Eurostat initially had reported a 12.2 percent unemployment rate for April, but that figure was revised to 12 percent on Monday, making May's 12.1 percent the new high since the eurozone was created in 1999.
The revisions mean the European unemployment picture is better than expected, said Howard Archer, chief economist for Europe and Britain at IHS Global Insight.
But there were 67,000 more people out of work in May than in the previous month, he noted.
"The still marked rise in eurozone unemployment in May highlights the fact that the eurozone continues to face major head winds and still has its work cut out to return to growth," Archer said.
Spain had the highest May unemployment rate, at 26.9 percent. Greece had a 26.8 percent unemployment rate in March, the latest figure available for that nation.

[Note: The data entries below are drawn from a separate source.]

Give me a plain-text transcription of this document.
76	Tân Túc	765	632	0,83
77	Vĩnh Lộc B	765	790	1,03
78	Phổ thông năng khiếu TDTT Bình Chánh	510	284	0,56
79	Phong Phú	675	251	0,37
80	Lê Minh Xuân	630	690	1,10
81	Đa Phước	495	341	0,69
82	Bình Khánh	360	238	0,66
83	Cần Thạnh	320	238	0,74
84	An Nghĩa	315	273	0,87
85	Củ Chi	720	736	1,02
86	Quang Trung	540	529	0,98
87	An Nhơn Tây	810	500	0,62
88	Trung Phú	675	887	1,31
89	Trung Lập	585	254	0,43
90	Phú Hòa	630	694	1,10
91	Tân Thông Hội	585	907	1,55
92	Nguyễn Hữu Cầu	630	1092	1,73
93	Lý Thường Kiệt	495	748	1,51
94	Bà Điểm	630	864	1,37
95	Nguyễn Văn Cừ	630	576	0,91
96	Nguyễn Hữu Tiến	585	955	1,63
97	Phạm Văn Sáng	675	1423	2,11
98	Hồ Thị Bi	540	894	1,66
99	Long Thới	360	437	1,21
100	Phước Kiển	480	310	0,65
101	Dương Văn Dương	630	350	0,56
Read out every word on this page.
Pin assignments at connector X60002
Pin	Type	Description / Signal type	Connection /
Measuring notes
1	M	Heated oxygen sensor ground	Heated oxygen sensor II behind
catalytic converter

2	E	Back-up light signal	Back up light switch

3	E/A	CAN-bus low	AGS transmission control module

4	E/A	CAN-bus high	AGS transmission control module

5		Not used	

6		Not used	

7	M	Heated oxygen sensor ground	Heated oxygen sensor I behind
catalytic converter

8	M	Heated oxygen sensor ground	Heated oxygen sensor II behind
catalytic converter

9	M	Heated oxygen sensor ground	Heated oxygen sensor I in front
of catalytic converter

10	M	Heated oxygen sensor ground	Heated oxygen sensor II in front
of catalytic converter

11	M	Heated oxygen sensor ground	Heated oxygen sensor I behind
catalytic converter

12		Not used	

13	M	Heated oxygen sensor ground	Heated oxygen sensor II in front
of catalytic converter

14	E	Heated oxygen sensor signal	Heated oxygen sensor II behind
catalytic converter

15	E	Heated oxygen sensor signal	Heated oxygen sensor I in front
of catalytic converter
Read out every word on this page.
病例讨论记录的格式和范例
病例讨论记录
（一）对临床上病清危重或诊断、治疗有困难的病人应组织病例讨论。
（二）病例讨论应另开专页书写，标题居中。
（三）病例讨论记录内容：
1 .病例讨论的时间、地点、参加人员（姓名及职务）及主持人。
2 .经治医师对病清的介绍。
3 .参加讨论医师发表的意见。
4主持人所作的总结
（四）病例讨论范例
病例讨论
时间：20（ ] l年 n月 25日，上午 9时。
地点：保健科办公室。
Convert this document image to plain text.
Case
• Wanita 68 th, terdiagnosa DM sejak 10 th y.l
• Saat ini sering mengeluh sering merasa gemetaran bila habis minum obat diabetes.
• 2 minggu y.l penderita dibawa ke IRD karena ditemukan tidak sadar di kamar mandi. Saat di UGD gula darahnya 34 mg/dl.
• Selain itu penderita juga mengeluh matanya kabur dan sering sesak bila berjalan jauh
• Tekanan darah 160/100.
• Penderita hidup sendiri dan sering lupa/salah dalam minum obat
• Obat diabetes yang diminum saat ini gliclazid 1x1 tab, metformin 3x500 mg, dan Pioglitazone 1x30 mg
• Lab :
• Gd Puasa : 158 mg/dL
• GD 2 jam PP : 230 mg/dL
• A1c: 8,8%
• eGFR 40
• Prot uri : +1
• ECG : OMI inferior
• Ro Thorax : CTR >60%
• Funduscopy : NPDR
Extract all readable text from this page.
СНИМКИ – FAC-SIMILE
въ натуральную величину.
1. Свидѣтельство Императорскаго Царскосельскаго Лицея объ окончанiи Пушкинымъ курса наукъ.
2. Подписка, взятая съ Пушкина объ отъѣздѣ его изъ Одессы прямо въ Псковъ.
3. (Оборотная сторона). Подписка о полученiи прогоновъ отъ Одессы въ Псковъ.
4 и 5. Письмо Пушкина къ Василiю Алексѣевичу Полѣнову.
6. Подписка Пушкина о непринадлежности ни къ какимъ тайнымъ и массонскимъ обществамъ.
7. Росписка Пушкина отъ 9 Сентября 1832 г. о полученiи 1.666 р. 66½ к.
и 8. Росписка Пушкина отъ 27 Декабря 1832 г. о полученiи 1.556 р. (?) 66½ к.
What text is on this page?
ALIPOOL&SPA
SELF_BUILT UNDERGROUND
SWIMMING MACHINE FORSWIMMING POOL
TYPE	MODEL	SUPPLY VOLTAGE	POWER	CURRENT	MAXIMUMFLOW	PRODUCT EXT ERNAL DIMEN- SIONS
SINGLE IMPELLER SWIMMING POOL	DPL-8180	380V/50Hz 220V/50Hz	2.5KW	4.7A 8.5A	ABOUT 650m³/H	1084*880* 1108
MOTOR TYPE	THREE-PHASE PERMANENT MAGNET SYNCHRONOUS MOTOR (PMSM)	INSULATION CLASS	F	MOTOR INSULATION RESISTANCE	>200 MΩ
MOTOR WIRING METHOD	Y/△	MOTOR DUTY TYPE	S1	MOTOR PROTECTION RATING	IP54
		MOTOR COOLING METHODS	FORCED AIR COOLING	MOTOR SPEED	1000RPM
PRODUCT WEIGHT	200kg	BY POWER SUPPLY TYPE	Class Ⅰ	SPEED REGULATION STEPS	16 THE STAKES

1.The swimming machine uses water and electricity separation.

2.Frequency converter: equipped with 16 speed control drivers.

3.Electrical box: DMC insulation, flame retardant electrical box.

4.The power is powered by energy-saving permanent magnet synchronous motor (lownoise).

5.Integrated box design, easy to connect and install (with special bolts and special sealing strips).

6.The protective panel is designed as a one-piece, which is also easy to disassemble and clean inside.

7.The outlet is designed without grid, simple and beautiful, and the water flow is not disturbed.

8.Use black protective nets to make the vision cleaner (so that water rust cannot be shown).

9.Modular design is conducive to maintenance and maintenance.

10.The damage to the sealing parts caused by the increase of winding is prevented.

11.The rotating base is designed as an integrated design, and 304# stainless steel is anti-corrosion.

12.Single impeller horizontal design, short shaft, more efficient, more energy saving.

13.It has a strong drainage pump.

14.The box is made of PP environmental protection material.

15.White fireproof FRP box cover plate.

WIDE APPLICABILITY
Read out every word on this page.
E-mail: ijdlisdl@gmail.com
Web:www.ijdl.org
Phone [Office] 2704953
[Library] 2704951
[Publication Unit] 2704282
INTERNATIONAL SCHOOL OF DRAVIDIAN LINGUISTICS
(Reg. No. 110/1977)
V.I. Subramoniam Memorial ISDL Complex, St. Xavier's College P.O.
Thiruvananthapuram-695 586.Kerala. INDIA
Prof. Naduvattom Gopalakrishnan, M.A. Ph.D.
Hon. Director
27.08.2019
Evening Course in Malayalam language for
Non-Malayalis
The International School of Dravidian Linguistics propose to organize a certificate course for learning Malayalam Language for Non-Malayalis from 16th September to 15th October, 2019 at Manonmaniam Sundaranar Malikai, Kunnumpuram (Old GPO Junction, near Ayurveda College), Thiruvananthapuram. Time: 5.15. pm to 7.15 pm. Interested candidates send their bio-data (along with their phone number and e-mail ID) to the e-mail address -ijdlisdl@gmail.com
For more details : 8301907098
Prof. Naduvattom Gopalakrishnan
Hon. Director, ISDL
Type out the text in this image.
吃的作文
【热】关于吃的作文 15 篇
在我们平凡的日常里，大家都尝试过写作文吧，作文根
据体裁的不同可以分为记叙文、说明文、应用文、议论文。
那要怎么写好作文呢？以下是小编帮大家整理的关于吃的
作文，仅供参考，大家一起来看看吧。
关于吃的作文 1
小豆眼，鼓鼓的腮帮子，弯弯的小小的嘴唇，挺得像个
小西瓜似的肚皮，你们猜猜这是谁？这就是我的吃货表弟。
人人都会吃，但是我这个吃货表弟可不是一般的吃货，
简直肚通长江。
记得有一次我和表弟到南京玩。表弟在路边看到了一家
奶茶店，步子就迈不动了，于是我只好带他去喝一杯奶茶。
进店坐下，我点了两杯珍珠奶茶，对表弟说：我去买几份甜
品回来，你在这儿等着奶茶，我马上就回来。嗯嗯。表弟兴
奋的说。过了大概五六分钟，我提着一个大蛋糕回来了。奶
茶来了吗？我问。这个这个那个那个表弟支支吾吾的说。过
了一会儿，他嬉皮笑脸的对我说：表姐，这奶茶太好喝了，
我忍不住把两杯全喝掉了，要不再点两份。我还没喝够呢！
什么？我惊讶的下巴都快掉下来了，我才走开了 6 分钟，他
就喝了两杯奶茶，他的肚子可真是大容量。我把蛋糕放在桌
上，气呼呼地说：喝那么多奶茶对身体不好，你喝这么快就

Austria had the region's lowest jobless rate, at 4.7 percent, followed by Germany at 5.3 percent.
The U.S. unemployment rate was 7.6 percent in May. That figure is projected to have dipped to 7.5 percent in June; the Labor Department will release its June jobs report Friday.
The eurozone's economy has been in recession for six straight quarters through the first quarter of the year. That topped the 2008-2009 recession, which lasted for five quarters.
Austerity measures designed to help several eurozone nations deal with debt problems have pushed the region back into recession while the U.S. economy has been growing -- albeit slowly -- since mid-2009.
The economic problems in Europe hurt the U.S. by reducing demand for imports from across the Atlantic.